Polymorphism, Structure, and Nucleation of Cholesterol·H 2 O at Aqueous Interfaces and in Pathological Media: Revisited from a Computational Perspective.

We revisit the important issues of polymorphism, structure, and nucleation of cholesterol·H 2 O using first-principles calculations based on dispersion-augmented density functional theory. For the lesser known monoclinic polymorph, we obtain a fully extended H-bonded network in a structure akin to that of hexagonal ice. We show that the energy of the monoclinic and triclinic polymorphs is similar, strongly suggesting that kinetic and environmental effects play a significant role in determining polymorph nucleation. Furthermore, we find evidence in support of various O-H···O bonding motifs in both polymorphs that may result in hydroxyl disorder. We have been able to explain, via computation, why a single cholesterol bilayer in hydrated membranes always crystallizes in the monoclinic polymorph. We rationalize what we believe is a single-crystal to single-crystal transformation of the monoclinic form on increased interlayer growth beyond that of a single cholesterol bilayer, interleaved by a water bilayer.
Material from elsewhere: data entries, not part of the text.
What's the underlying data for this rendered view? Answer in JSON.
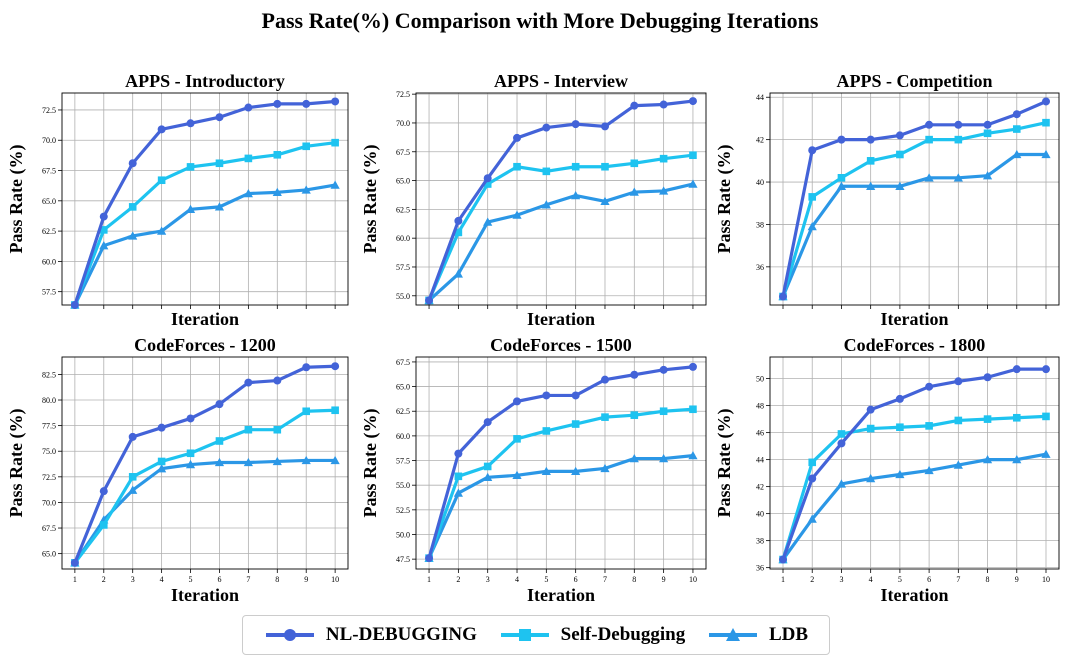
{
  "title": "Pass Rate(%) Comparison with More Debugging Iterations",
  "colors": {
    "NL-DEBUGGING": "#4363d8",
    "Self-Debugging": "#1ec3f0",
    "LDB": "#2b97e6"
  },
  "legend": [
    {
      "name": "NL-DEBUGGING",
      "marker": "circle"
    },
    {
      "name": "Self-Debugging",
      "marker": "square"
    },
    {
      "name": "LDB",
      "marker": "triangle"
    }
  ],
  "chart_data": [
    {
      "type": "line",
      "title": "APPS - Introductory",
      "xlabel": "Iteration",
      "ylabel": "Pass Rate (%)",
      "x": [
        1,
        2,
        3,
        4,
        5,
        6,
        7,
        8,
        9,
        10
      ],
      "show_x_ticklabels": false,
      "ylim": [
        56.4,
        73.9
      ],
      "yticks": [
        "57.5",
        "60.0",
        "62.5",
        "65.0",
        "67.5",
        "70.0",
        "72.5"
      ],
      "grid": true,
      "series": [
        {
          "name": "NL-DEBUGGING",
          "marker": "circle",
          "values": [
            56.4,
            63.7,
            68.1,
            70.9,
            71.4,
            71.9,
            72.7,
            73.0,
            73.0,
            73.2
          ]
        },
        {
          "name": "Self-Debugging",
          "marker": "square",
          "values": [
            56.4,
            62.6,
            64.5,
            66.7,
            67.8,
            68.1,
            68.5,
            68.8,
            69.5,
            69.8
          ]
        },
        {
          "name": "LDB",
          "marker": "triangle",
          "values": [
            56.4,
            61.3,
            62.1,
            62.5,
            64.3,
            64.5,
            65.6,
            65.7,
            65.9,
            66.3
          ]
        }
      ]
    },
    {
      "type": "line",
      "title": "APPS - Interview",
      "xlabel": "Iteration",
      "ylabel": "Pass Rate (%)",
      "x": [
        1,
        2,
        3,
        4,
        5,
        6,
        7,
        8,
        9,
        10
      ],
      "show_x_ticklabels": false,
      "ylim": [
        54.2,
        72.6
      ],
      "yticks": [
        "55.0",
        "57.5",
        "60.0",
        "62.5",
        "65.0",
        "67.5",
        "70.0",
        "72.5"
      ],
      "grid": true,
      "series": [
        {
          "name": "NL-DEBUGGING",
          "marker": "circle",
          "values": [
            54.6,
            61.5,
            65.2,
            68.7,
            69.6,
            69.9,
            69.7,
            71.5,
            71.6,
            71.9
          ]
        },
        {
          "name": "Self-Debugging",
          "marker": "square",
          "values": [
            54.6,
            60.5,
            64.7,
            66.2,
            65.8,
            66.2,
            66.2,
            66.5,
            66.9,
            67.2
          ]
        },
        {
          "name": "LDB",
          "marker": "triangle",
          "values": [
            54.6,
            56.9,
            61.4,
            62.0,
            62.9,
            63.7,
            63.2,
            64.0,
            64.1,
            64.7
          ]
        }
      ]
    },
    {
      "type": "line",
      "title": "APPS - Competition",
      "xlabel": "Iteration",
      "ylabel": "Pass Rate (%)",
      "x": [
        1,
        2,
        3,
        4,
        5,
        6,
        7,
        8,
        9,
        10
      ],
      "show_x_ticklabels": false,
      "ylim": [
        34.2,
        44.2
      ],
      "yticks": [
        "36",
        "38",
        "40",
        "42",
        "44"
      ],
      "grid": true,
      "series": [
        {
          "name": "NL-DEBUGGING",
          "marker": "circle",
          "values": [
            34.6,
            41.5,
            42.0,
            42.0,
            42.2,
            42.7,
            42.7,
            42.7,
            43.2,
            43.8
          ]
        },
        {
          "name": "Self-Debugging",
          "marker": "square",
          "values": [
            34.6,
            39.3,
            40.2,
            41.0,
            41.3,
            42.0,
            42.0,
            42.3,
            42.5,
            42.8
          ]
        },
        {
          "name": "LDB",
          "marker": "triangle",
          "values": [
            34.6,
            37.9,
            39.8,
            39.8,
            39.8,
            40.2,
            40.2,
            40.3,
            41.3,
            41.3
          ]
        }
      ]
    },
    {
      "type": "line",
      "title": "CodeForces - 1200",
      "xlabel": "Iteration",
      "ylabel": "Pass Rate (%)",
      "x": [
        1,
        2,
        3,
        4,
        5,
        6,
        7,
        8,
        9,
        10
      ],
      "show_x_ticklabels": true,
      "ylim": [
        63.5,
        84.2
      ],
      "yticks": [
        "65.0",
        "67.5",
        "70.0",
        "72.5",
        "75.0",
        "77.5",
        "80.0",
        "82.5"
      ],
      "grid": true,
      "series": [
        {
          "name": "NL-DEBUGGING",
          "marker": "circle",
          "values": [
            64.1,
            71.1,
            76.4,
            77.3,
            78.2,
            79.6,
            81.7,
            81.9,
            83.2,
            83.3
          ]
        },
        {
          "name": "Self-Debugging",
          "marker": "square",
          "values": [
            64.1,
            67.8,
            72.5,
            74.0,
            74.8,
            76.0,
            77.1,
            77.1,
            78.9,
            79.0
          ]
        },
        {
          "name": "LDB",
          "marker": "triangle",
          "values": [
            64.1,
            68.3,
            71.2,
            73.3,
            73.7,
            73.9,
            73.9,
            74.0,
            74.1,
            74.1
          ]
        }
      ]
    },
    {
      "type": "line",
      "title": "CodeForces - 1500",
      "xlabel": "Iteration",
      "ylabel": "Pass Rate (%)",
      "x": [
        1,
        2,
        3,
        4,
        5,
        6,
        7,
        8,
        9,
        10
      ],
      "show_x_ticklabels": true,
      "ylim": [
        46.5,
        68.0
      ],
      "yticks": [
        "47.5",
        "50.0",
        "52.5",
        "55.0",
        "57.5",
        "60.0",
        "62.5",
        "65.0",
        "67.5"
      ],
      "grid": true,
      "series": [
        {
          "name": "NL-DEBUGGING",
          "marker": "circle",
          "values": [
            47.6,
            58.2,
            61.4,
            63.5,
            64.1,
            64.1,
            65.7,
            66.2,
            66.7,
            67.0
          ]
        },
        {
          "name": "Self-Debugging",
          "marker": "square",
          "values": [
            47.6,
            55.9,
            56.9,
            59.7,
            60.5,
            61.2,
            61.9,
            62.1,
            62.5,
            62.7
          ]
        },
        {
          "name": "LDB",
          "marker": "triangle",
          "values": [
            47.6,
            54.2,
            55.8,
            56.0,
            56.4,
            56.4,
            56.7,
            57.7,
            57.7,
            58.0
          ]
        }
      ]
    },
    {
      "type": "line",
      "title": "CodeForces - 1800",
      "xlabel": "Iteration",
      "ylabel": "Pass Rate (%)",
      "x": [
        1,
        2,
        3,
        4,
        5,
        6,
        7,
        8,
        9,
        10
      ],
      "show_x_ticklabels": true,
      "ylim": [
        35.9,
        51.6
      ],
      "yticks": [
        "36",
        "38",
        "40",
        "42",
        "44",
        "46",
        "48",
        "50"
      ],
      "grid": true,
      "series": [
        {
          "name": "NL-DEBUGGING",
          "marker": "circle",
          "values": [
            36.6,
            42.6,
            45.2,
            47.7,
            48.5,
            49.4,
            49.8,
            50.1,
            50.7,
            50.7
          ]
        },
        {
          "name": "Self-Debugging",
          "marker": "square",
          "values": [
            36.6,
            43.8,
            45.9,
            46.3,
            46.4,
            46.5,
            46.9,
            47.0,
            47.1,
            47.2
          ]
        },
        {
          "name": "LDB",
          "marker": "triangle",
          "values": [
            36.6,
            39.6,
            42.2,
            42.6,
            42.9,
            43.2,
            43.6,
            44.0,
            44.0,
            44.4
          ]
        }
      ]
    }
  ]
}
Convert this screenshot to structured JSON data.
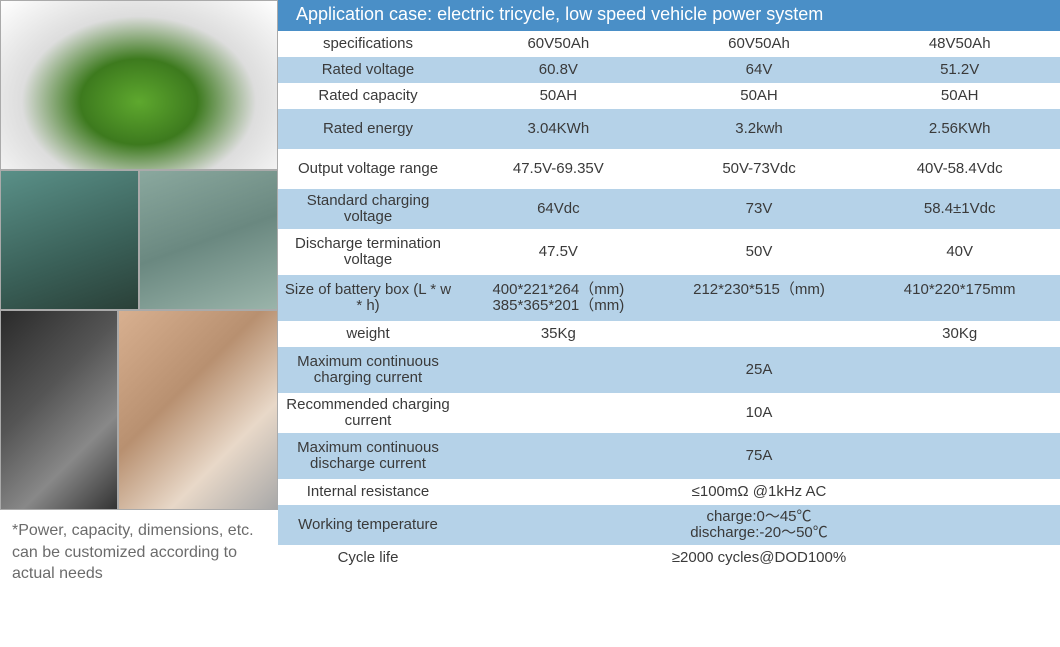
{
  "title": "Application case: electric tricycle, low speed vehicle power system",
  "note": "*Power, capacity, dimensions, etc. can be customized according to actual needs",
  "colors": {
    "titleBg": "#4a8fc7",
    "titleText": "#ffffff",
    "shadedRow": "#b5d2e8",
    "plainRow": "#ffffff",
    "text": "#3a3a3a",
    "noteText": "#6b6b6b"
  },
  "images": {
    "tricycle": "electric-tricycle",
    "battery1": "battery-pack-with-cables",
    "battery2": "grey-battery-box",
    "cargo": "cargo-tricycle",
    "warehouse": "warehouse-battery"
  },
  "rows": [
    {
      "label": "specifications",
      "shaded": false,
      "vals": [
        "60V50Ah",
        "60V50Ah",
        "48V50Ah"
      ]
    },
    {
      "label": "Rated voltage",
      "shaded": true,
      "vals": [
        "60.8V",
        "64V",
        "51.2V"
      ]
    },
    {
      "label": "Rated capacity",
      "shaded": false,
      "vals": [
        "50AH",
        "50AH",
        "50AH"
      ]
    },
    {
      "label": "Rated energy",
      "shaded": true,
      "tall": true,
      "vals": [
        "3.04KWh",
        "3.2kwh",
        "2.56KWh"
      ]
    },
    {
      "label": "Output voltage range",
      "shaded": false,
      "tall": true,
      "vals": [
        "47.5V-69.35V",
        "50V-73Vdc",
        "40V-58.4Vdc"
      ]
    },
    {
      "label": "Standard charging voltage",
      "shaded": true,
      "tall": true,
      "vals": [
        "64Vdc",
        "73V",
        "58.4±1Vdc"
      ]
    },
    {
      "label": "Discharge termination voltage",
      "shaded": false,
      "taller": true,
      "vals": [
        "47.5V",
        "50V",
        "40V"
      ]
    },
    {
      "label": "Size of battery box (L * w * h)",
      "shaded": true,
      "taller": true,
      "vals": [
        "400*221*264（mm)\n385*365*201（mm)",
        "212*230*515（mm)",
        "410*220*175mm"
      ]
    },
    {
      "label": "weight",
      "shaded": false,
      "vals": [
        "35Kg",
        "",
        "30Kg"
      ]
    },
    {
      "label": "Maximum continuous charging current",
      "shaded": true,
      "taller": true,
      "merged": "25A"
    },
    {
      "label": "Recommended charging current",
      "shaded": false,
      "tall": true,
      "merged": "10A"
    },
    {
      "label": "Maximum continuous discharge current",
      "shaded": true,
      "taller": true,
      "merged": "75A"
    },
    {
      "label": "Internal resistance",
      "shaded": false,
      "merged": "≤100mΩ @1kHz AC"
    },
    {
      "label": "Working temperature",
      "shaded": true,
      "tall": true,
      "merged": "charge:0～45℃\ndischarge:-20～50℃"
    },
    {
      "label": "Cycle life",
      "shaded": false,
      "merged": "≥2000 cycles@DOD100%"
    }
  ]
}
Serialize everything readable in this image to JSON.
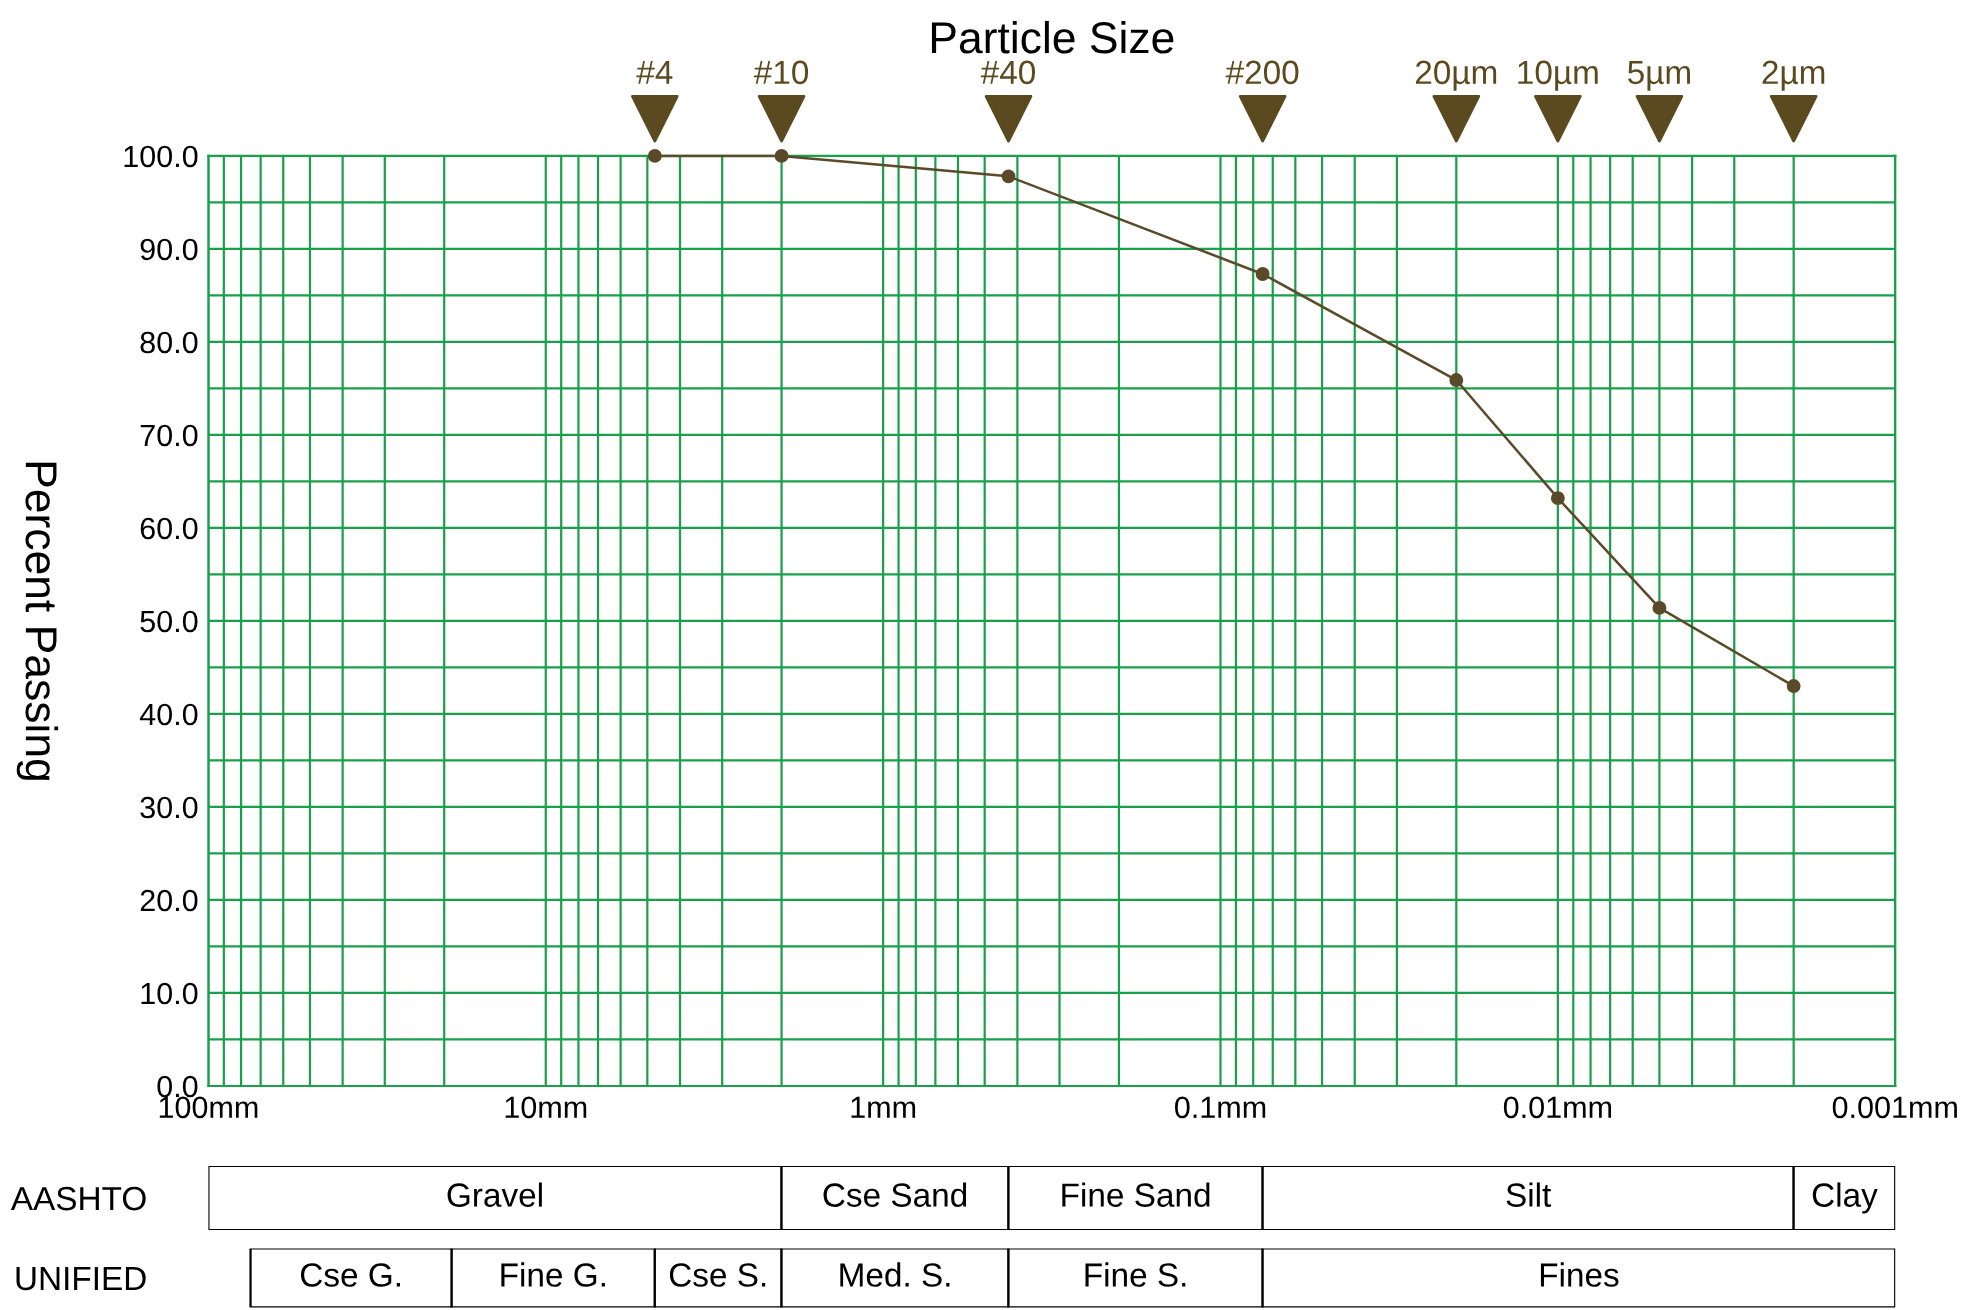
{
  "chart_data": [
    {
      "type": "line",
      "title": "Particle Size",
      "ylabel": "Percent Passing",
      "x": [
        4.75,
        2.0,
        0.425,
        0.075,
        0.02,
        0.01,
        0.005,
        0.002
      ],
      "series": [
        {
          "color": "#5a4a2a",
          "values": [
            100.0,
            100.0,
            97.8,
            87.3,
            75.9,
            63.2,
            51.4,
            43.0
          ]
        }
      ],
      "marker": "circle",
      "line_style": "solid",
      "log": "x",
      "grid": true,
      "xlim": [
        100,
        0.001
      ],
      "xticks": [
        {
          "value": 100,
          "label": "100mm"
        },
        {
          "value": 10,
          "label": "10mm"
        },
        {
          "value": 1,
          "label": "1mm"
        },
        {
          "value": 0.1,
          "label": "0.1mm"
        },
        {
          "value": 0.01,
          "label": "0.01mm"
        },
        {
          "value": 0.001,
          "label": "0.001mm"
        }
      ],
      "annotations": [
        "#4",
        "#10",
        "#40",
        "#200",
        "20µm",
        "10µm",
        "5µm",
        "2µm"
      ],
      "ylim": [
        0,
        100
      ],
      "yticks": [
        {
          "value": 0,
          "label": "0.0"
        },
        {
          "value": 5,
          "label": null
        },
        {
          "value": 10,
          "label": "10.0"
        },
        {
          "value": 15,
          "label": null
        },
        {
          "value": 20,
          "label": "20.0"
        },
        {
          "value": 25,
          "label": null
        },
        {
          "value": 30,
          "label": "30.0"
        },
        {
          "value": 35,
          "label": null
        },
        {
          "value": 40,
          "label": "40.0"
        },
        {
          "value": 45,
          "label": null
        },
        {
          "value": 50,
          "label": "50.0"
        },
        {
          "value": 55,
          "label": null
        },
        {
          "value": 60,
          "label": "60.0"
        },
        {
          "value": 65,
          "label": null
        },
        {
          "value": 70,
          "label": "70.0"
        },
        {
          "value": 75,
          "label": null
        },
        {
          "value": 80,
          "label": "80.0"
        },
        {
          "value": 85,
          "label": null
        },
        {
          "value": 90,
          "label": "90.0"
        },
        {
          "value": 95,
          "label": null
        },
        {
          "value": 100,
          "label": "100.0"
        }
      ]
    },
    {
      "type": "bar",
      "orientation": "horizontal",
      "categories": [
        "AASHTO"
      ],
      "log": "x",
      "xlim": [
        100,
        0.001
      ],
      "tick_labels": "y",
      "series": [
        {
          "name": "Gravel",
          "color": "#ffffff",
          "base": [
            2.0
          ],
          "values": [
            98.0
          ]
        },
        {
          "name": "Cse Sand",
          "color": "#ffffff",
          "base": [
            0.425
          ],
          "values": [
            1.575
          ]
        },
        {
          "name": "Fine Sand",
          "color": "#ffffff",
          "base": [
            0.075
          ],
          "values": [
            0.35
          ]
        },
        {
          "name": "Silt",
          "color": "#ffffff",
          "base": [
            0.002
          ],
          "values": [
            0.073
          ]
        },
        {
          "name": "Clay",
          "color": "#ffffff",
          "base": [
            0.001
          ],
          "values": [
            0.001
          ]
        }
      ]
    },
    {
      "type": "bar",
      "orientation": "horizontal",
      "categories": [
        "UNIFIED"
      ],
      "log": "x",
      "xlim": [
        100,
        0.001
      ],
      "tick_labels": "y",
      "series": [
        {
          "name": "Cse G.",
          "color": "#ffffff",
          "base": [
            19.0
          ],
          "values": [
            56.0
          ]
        },
        {
          "name": "Fine G.",
          "color": "#ffffff",
          "base": [
            4.75
          ],
          "values": [
            14.25
          ]
        },
        {
          "name": "Cse S.",
          "color": "#ffffff",
          "base": [
            2.0
          ],
          "values": [
            2.75
          ]
        },
        {
          "name": "Med. S.",
          "color": "#ffffff",
          "base": [
            0.425
          ],
          "values": [
            1.575
          ]
        },
        {
          "name": "Fine S.",
          "color": "#ffffff",
          "base": [
            0.075
          ],
          "values": [
            0.35
          ]
        },
        {
          "name": "Fines",
          "color": "#ffffff",
          "base": [
            0.001
          ],
          "values": [
            0.074
          ]
        }
      ]
    }
  ]
}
We show that the ice-like structure is also relevant to the related cholestanol·2H 2 O and stigmasterol·H 2 O crystals. The structure of stigmasterol hydrate both as a trilayer film at the air-water interface and as a macroscopic crystal further assists us in understanding the polymorphic and thermal behavior of cholesterol·H 2 O. Finally, we posit a possible role for one of the sterol esters in the crystallization of cholesterol·H 2 O in pathological environments, based on a composite of a crystalline bilayer of cholesteryl palmitate bound epitaxially as a nucleating agent to the monoclinic cholesterol·H 2 O form.